If you want to know how much space on your pages is waisted by your table design, you can query the buffer pool through the Dynamic Management View sys.dm_os_buffer_descriptors. Every record from this DMV represents one page that you are currently storinng in the buffer pool, so please be aware of this, when you are querying this DMV on machines with a larger amount of RAM. The column free_space_in_bytes tells you how much space is currently free on the specific page. The following query returns you, how much space is waisted by every database on your SQL Server instance.

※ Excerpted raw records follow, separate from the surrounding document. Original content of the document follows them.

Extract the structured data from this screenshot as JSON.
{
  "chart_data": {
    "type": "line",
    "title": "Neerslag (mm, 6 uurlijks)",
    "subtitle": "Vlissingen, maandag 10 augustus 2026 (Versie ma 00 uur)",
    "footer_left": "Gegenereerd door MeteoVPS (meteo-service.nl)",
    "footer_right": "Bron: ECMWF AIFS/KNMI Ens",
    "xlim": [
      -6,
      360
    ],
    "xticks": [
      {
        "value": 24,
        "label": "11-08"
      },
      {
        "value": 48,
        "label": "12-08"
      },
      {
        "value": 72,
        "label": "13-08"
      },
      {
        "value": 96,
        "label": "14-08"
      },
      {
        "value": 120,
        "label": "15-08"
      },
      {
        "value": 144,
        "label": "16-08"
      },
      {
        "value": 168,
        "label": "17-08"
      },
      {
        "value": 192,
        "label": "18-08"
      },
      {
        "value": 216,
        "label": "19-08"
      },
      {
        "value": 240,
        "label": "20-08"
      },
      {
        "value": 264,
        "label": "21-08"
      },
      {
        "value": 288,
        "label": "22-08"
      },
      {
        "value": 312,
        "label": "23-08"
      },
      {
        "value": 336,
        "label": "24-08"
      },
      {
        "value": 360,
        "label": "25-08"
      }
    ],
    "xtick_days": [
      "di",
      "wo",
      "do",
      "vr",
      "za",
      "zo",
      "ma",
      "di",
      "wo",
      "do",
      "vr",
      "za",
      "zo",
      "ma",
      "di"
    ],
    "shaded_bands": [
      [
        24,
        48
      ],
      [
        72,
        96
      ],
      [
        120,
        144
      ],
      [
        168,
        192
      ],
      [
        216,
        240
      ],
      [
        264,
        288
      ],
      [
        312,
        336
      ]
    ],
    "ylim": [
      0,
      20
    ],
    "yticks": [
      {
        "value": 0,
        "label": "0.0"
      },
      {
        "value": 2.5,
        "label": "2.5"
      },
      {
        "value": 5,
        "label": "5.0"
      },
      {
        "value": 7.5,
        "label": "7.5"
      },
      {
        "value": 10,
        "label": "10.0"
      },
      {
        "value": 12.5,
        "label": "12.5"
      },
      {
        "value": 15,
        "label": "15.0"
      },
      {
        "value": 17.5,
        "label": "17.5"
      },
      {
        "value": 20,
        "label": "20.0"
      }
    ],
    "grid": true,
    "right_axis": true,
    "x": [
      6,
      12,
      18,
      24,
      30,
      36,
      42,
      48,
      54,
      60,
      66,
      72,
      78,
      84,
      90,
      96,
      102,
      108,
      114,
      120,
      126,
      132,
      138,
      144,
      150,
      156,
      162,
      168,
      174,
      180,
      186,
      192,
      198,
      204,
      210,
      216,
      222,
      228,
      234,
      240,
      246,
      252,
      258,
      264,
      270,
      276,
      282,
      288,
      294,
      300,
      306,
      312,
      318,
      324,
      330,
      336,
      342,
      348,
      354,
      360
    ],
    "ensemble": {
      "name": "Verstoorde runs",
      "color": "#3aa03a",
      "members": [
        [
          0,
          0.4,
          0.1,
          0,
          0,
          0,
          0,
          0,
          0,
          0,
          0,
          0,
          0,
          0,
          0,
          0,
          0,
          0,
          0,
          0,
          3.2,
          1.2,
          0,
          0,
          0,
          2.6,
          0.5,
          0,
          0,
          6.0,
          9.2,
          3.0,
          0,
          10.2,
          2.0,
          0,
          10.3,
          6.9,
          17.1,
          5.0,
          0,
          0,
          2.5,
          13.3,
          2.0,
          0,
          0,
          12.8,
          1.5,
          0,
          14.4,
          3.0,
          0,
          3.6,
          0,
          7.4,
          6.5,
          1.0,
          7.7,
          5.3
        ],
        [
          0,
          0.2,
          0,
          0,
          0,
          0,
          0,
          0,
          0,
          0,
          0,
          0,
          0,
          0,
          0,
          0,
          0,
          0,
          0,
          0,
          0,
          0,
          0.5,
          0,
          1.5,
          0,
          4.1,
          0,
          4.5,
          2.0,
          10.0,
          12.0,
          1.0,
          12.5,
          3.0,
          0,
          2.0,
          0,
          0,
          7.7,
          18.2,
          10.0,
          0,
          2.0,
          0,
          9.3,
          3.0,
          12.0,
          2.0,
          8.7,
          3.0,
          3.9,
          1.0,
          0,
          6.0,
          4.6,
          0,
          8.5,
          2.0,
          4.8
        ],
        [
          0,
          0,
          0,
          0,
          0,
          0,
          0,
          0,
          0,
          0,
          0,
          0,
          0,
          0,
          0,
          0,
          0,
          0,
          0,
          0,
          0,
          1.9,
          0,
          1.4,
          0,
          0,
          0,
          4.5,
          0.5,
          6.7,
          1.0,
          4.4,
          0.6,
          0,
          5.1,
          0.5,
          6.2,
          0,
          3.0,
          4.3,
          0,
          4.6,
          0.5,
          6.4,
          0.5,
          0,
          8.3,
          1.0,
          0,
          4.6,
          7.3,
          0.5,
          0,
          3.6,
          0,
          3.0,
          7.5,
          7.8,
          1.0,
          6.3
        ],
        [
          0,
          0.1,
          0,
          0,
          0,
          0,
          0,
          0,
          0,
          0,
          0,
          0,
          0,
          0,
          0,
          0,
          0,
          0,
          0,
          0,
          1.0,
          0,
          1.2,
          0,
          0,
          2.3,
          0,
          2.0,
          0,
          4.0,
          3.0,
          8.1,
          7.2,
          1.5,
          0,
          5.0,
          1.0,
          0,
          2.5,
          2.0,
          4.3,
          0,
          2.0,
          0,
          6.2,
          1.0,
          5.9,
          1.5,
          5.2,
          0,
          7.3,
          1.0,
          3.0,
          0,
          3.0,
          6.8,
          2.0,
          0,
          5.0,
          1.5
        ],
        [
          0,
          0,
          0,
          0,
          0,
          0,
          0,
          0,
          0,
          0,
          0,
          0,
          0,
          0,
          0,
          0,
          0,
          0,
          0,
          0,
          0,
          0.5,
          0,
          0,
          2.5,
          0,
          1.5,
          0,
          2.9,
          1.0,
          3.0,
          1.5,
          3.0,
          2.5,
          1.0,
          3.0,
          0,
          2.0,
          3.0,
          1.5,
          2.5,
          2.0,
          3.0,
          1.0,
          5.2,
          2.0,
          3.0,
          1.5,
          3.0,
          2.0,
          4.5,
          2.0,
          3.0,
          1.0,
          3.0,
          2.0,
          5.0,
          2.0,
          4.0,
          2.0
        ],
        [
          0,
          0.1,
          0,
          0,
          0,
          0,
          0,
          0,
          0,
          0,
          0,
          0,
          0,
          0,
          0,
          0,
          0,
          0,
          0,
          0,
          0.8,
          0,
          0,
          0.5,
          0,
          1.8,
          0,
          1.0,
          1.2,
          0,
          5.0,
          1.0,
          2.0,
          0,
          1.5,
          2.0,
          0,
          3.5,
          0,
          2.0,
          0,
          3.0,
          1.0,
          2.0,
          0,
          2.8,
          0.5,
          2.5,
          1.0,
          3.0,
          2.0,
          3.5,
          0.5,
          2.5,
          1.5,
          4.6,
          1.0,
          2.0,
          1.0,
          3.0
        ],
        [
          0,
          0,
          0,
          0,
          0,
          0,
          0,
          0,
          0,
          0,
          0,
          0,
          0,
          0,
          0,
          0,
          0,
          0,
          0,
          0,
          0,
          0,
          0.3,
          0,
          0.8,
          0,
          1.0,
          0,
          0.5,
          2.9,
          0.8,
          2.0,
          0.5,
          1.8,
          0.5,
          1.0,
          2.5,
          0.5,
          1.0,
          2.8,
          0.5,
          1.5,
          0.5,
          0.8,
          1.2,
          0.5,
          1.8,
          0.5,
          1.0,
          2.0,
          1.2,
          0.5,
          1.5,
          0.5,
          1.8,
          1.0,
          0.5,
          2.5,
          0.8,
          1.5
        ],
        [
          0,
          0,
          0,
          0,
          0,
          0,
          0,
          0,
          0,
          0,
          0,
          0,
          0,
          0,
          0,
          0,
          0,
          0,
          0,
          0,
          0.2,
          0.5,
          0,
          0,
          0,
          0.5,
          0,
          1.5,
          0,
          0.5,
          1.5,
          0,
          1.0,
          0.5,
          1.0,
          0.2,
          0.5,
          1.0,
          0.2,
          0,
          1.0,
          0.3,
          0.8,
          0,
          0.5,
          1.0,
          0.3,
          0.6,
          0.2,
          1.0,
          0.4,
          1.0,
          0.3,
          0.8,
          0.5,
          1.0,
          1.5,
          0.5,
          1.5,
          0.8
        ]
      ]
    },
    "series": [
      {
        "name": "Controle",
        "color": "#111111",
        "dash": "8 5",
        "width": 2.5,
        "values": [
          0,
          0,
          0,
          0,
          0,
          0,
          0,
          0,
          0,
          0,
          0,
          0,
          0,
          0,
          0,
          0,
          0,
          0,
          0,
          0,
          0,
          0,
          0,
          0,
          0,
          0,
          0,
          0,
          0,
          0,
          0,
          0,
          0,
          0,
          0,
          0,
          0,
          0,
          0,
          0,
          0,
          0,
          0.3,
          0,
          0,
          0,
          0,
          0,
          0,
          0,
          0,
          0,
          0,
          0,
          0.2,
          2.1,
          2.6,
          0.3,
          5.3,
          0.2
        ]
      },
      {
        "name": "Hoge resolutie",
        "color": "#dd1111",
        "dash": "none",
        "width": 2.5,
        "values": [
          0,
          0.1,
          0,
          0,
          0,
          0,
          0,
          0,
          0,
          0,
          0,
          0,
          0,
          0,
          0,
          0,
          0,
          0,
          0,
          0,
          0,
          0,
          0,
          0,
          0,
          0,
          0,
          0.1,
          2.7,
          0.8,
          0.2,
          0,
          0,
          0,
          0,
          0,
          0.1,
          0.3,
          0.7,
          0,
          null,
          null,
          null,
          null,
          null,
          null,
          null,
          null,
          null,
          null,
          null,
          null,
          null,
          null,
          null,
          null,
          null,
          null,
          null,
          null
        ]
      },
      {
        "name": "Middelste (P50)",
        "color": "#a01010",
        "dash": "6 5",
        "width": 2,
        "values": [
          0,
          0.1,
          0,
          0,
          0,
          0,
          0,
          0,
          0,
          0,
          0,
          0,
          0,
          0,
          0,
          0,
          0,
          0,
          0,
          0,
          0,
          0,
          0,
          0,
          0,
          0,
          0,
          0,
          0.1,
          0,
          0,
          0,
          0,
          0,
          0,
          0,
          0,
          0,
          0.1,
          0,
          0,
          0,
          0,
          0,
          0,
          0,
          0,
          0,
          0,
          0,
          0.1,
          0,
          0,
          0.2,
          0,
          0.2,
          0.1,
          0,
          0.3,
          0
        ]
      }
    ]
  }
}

SELECT DB_NAME(database_id), SUM(free_space_in_bytes) / 1024 AS 'Free_KB' FROM sys.dm_os_buffer_descriptors WHERE database_id <> 32767 GROUP BY database_id ORDER BY SUM(free_space_in_bytes) DESC GO
This is always a query that I’m running on a system (e.g. during a SQL Server Health Check), to find out which database maybe has a bad table design.
I hope that I have given you with the 2nd newsletter of the SQL Server Performance Tuning series a better understanding about data pages in SQL Server, and why they are important for performance tuning. As you also have seen you can directly influence how many data pages a given table needs by concentrating on the table design.